If you have the good fortune to ever visit these people and live with them, stand amongst them to get some fractional sense of the strength of their culture and inherent values, you will experience social cohesion at a whole new level from anything you may have encountered, at least in the Western world before.

Ultimately we’re all human beings, beyond our family, cultural and national boundaries. What moves me beyond words is moments like these when Family, Culture and Nation are brought together in common cause, the Saharawi in this case are moving as one, they have a shared purpose, the right to their self determination, the right to decide their own future and to seek their independence on the land they call home.

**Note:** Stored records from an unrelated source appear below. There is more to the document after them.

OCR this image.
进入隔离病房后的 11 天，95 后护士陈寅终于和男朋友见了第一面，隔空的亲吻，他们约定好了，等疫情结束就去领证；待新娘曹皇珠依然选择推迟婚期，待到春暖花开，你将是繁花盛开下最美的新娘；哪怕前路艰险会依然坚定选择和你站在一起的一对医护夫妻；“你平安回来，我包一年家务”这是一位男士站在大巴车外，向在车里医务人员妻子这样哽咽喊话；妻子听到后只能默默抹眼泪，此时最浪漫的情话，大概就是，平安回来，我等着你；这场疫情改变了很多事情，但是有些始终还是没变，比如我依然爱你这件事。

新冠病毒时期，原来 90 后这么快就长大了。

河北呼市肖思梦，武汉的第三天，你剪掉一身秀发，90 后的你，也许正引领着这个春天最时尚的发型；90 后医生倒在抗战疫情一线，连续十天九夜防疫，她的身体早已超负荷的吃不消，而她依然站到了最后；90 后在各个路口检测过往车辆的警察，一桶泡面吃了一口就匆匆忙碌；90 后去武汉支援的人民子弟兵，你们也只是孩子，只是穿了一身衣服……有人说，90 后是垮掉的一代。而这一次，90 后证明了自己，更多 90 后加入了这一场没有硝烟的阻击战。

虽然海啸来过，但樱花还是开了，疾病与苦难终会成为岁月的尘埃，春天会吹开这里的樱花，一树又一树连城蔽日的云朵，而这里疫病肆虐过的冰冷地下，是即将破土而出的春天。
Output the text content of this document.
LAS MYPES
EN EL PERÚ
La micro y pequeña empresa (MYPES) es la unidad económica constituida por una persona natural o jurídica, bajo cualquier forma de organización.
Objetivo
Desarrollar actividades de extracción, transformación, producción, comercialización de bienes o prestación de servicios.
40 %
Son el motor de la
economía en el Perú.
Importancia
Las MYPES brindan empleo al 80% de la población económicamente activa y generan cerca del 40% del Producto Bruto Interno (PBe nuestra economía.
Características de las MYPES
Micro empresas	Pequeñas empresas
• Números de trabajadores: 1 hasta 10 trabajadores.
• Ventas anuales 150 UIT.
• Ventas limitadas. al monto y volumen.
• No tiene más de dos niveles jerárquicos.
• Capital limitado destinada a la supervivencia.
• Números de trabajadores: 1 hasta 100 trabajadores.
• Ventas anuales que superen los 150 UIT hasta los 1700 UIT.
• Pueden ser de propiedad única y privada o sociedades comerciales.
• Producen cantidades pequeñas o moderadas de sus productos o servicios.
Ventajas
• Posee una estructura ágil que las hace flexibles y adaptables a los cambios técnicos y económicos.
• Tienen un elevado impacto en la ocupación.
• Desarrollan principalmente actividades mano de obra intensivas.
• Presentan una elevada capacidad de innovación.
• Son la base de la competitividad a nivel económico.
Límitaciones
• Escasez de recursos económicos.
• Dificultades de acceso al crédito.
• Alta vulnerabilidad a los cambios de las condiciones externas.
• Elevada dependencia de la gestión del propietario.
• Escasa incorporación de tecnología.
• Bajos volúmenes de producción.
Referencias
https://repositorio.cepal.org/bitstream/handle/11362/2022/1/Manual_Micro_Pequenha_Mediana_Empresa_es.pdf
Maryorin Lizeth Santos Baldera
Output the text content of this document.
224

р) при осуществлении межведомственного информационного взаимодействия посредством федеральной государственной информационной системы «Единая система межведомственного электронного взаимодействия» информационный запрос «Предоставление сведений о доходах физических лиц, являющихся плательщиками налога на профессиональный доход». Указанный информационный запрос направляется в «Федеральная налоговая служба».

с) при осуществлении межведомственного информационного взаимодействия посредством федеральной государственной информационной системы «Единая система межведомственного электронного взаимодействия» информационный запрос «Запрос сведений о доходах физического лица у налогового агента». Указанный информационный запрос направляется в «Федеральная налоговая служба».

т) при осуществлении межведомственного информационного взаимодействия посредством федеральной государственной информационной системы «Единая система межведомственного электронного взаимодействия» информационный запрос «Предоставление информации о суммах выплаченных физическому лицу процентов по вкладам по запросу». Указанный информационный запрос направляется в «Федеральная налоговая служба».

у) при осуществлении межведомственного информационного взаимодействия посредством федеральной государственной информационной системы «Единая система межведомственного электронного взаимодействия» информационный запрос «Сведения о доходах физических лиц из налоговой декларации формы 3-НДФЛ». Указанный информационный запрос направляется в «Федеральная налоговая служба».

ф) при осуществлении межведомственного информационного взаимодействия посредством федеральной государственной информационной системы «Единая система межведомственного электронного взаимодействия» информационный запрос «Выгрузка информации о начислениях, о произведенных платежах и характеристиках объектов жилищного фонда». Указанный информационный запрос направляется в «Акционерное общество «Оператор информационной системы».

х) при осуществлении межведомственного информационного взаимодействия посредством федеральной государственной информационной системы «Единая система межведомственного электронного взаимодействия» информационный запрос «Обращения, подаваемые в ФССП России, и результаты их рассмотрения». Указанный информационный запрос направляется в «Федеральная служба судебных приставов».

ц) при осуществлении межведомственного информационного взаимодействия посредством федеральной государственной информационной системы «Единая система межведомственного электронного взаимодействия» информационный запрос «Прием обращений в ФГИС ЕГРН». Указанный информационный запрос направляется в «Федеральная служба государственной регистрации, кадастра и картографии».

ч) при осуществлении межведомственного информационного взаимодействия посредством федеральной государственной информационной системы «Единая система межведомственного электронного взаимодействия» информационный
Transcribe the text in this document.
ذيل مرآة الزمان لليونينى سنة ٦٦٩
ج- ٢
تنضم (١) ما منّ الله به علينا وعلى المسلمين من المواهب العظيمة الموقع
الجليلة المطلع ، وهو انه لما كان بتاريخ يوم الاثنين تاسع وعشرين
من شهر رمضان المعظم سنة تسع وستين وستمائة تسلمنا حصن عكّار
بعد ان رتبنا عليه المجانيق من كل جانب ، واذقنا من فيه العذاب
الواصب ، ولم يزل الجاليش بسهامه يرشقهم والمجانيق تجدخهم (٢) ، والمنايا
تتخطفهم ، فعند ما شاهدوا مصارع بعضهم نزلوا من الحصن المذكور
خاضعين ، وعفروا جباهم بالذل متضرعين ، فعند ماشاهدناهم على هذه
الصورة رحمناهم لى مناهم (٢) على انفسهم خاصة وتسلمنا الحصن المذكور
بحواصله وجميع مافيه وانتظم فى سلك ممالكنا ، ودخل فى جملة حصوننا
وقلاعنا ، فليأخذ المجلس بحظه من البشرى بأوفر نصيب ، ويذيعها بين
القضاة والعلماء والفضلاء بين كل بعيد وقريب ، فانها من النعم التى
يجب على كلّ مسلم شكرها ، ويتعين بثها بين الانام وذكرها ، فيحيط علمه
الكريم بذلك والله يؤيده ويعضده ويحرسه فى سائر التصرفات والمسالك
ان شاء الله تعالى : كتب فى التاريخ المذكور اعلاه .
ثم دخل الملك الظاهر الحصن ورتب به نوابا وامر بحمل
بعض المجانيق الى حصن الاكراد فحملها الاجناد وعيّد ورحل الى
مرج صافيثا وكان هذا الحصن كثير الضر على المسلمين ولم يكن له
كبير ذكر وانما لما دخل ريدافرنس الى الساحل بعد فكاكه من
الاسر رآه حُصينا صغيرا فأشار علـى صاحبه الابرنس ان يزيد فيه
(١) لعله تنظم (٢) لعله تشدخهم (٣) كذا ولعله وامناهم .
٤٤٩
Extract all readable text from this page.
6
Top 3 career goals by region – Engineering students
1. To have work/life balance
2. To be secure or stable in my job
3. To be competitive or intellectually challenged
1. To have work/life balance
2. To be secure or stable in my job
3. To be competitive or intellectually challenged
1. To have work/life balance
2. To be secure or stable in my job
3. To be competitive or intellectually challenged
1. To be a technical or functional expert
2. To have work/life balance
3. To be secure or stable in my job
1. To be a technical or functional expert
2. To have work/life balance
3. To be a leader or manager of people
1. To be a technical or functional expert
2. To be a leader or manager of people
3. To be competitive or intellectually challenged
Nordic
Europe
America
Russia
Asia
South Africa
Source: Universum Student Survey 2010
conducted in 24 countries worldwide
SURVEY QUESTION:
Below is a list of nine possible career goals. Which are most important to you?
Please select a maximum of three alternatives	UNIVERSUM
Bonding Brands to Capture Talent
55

Freedom, Liberty or Death is the powerful credo that unites every Saharawi man, woman and child. Freedom to seek their independence, liberty from their oppressors and the final choice Death, is their resolve, to die in the desert rather than live under the oppression and aggressive regime of the King who illegally annexed their land and continues to this day to plunder their natural resources.

In times of great suffering people from all corners of the earth come together and find their greater power, this time, right now as I write, the Saharawi are mustering their power that has simmered patiently on the metaphorical fire for 35 years, with half their Nation living in tented refugee camps in the Algerian desert on the other side of the heavily mined berm that runs the length of the country and the other half living in a police state of oppressive rule and treated like third class citizens, this show of solidarity is saying, enough is enough, now is our time to show our togetherness.”

Thanks for allowing me to add this, Martin.